Figure 3: Comparison of models’ performance on the Stories leaderboard

Figure 4: Comparison of models’ performance on the User Preferences leaderboard

Long-Horizon Quality Degradation Analysis: We found MiniMax-M2-her better maintains long-conversation stability:

Long-range quality stability: Most models hit a “performance wall” after turn 20. MiniMax-M2-her avoids context bloat and compounding logic gaps.
Response length controllability: MiniMax-M2-her has been specifically optimized for brevity. Even in 100-turn conversations, it maintains response length within the optimal range.

Figure 5: Evolution of quality and response length across conversation turns

3 How We Built MiniMax-M2-her

We propose a two-phase alignment strategy: Agentic Data Synthesis to broaden training data variety and mitigate misalignment, followed by Online Preference Learning to integrate feedback and align with user preferences.

3.1 Agentic Data Synthesis

We proposed Agentic Data Synthesis—a dialogue synthesis pipeline driven by a sophisticated agentic workflow optimizing two dimensions:

1. Quality. Adherence to rigorous standards from linguistic fundamentals to high-level narrative execution.

2. Diversity. Capacity to span a vast manifold of interactions across varying worldviews, scenarios, and interaction styles.

The workflow proceeds in stages:

Random sampling from NPC/User Prompts library and instantiating expert models.
Expert models act as NPC and User with a Dynamic Chat Planning Module guiding direction and emotional tone.
Best-of-N (BoN) sampling to filter low-quality outputs.
LLM-as-a-judge agent periodically reviews and rewrites segments to correct drift.
Rewritten segments become the initial state for next synthesis round.

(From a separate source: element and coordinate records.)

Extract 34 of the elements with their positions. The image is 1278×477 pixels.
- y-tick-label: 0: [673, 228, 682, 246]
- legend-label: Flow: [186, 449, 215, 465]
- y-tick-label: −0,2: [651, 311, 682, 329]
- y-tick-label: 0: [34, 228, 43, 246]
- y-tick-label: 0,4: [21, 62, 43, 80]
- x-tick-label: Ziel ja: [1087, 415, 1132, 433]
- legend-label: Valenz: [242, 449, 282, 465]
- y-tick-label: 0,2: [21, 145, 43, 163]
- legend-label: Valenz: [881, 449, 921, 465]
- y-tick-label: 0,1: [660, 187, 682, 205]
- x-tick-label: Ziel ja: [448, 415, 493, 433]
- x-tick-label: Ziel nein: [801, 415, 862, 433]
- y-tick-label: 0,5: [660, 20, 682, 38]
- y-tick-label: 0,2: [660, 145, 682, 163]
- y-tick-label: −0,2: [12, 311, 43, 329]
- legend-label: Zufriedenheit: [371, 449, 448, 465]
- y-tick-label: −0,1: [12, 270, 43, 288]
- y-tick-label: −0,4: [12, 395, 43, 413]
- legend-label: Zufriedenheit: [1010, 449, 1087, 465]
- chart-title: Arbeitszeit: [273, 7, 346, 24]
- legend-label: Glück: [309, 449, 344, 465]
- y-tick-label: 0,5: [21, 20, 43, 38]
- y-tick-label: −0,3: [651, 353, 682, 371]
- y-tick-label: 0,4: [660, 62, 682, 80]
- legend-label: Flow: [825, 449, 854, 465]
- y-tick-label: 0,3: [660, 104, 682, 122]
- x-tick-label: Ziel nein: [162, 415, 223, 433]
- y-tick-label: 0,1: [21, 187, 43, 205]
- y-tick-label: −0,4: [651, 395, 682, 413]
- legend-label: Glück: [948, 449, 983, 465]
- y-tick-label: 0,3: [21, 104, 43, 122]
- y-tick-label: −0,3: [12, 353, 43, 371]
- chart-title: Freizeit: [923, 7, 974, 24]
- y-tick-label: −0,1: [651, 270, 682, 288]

Figure 6: Synthetic data pipeline overview

Diversity Guarantees:

Scenario diversity: Dispersion sampling to neutralize style bias from overrepresented tropes.
Prompt diversity: Enriching skeletal NPC Prompts with worldview positioning and plot development.
Style diversity: Pool of expert models finetuned on distinct stylistic corpora.
Structural diversity: Dynamic turn allocation enabling consecutive turns and varied rhythms.

Quality Guarantees:

Segment Checking and Refinement: Periodic scanning for surface errors, logic failures, and repetition.
User-side Planning Agent: Assesses conversation state and introduces new plot elements to maintain narrative progress.

3.2 Online Preference Learning

We utilize Online RLHF to train MiniMax-M2-her to perceive and adapt to contextualized preferences—implicit behavioral signals like regeneration patterns and engagement duration.

The process: gather annotation signals → Signal Filtering and Causal Denoising → RLHF training with early stopping → redeploy and iterate.

Figure 7: Online preference learning process overview

Causal Denoising Protocol:

Stratified Bias Removal: Categorize annotators to neutralize systematic biases.
Causal Inference: Session Duration is a high-fidelity predictor of satisfaction; Turn Count is weaker.
Quality Floor Filter: Discard signals that fail baseline quality benchmarks.

Model Training: Primary risk is Entropy Degradation. We apply early stopping when diversity drops. RLHF tends to overfit rapidly—often by the second epoch.

4 What’s Next?

We call the next direction Worldplay—upgrading users from “entering a pre-set world” to “co-creating the world.”

This drives evolution from static prompt injection to Dynamic World State modeling: structuring entities, relationships, and causal chains at 100-turn and 1000-turn scales.

Another critical axis is Multi-character Coordination—ensemble dramas where multiple agents share world state, coordinate narrative, and maintain independent personas.

Ultimately: a world you can define, stories that grow with you, and companions that understand you without usurping your agency.

Worlds to Dream, Stories to Live. Let’s go together.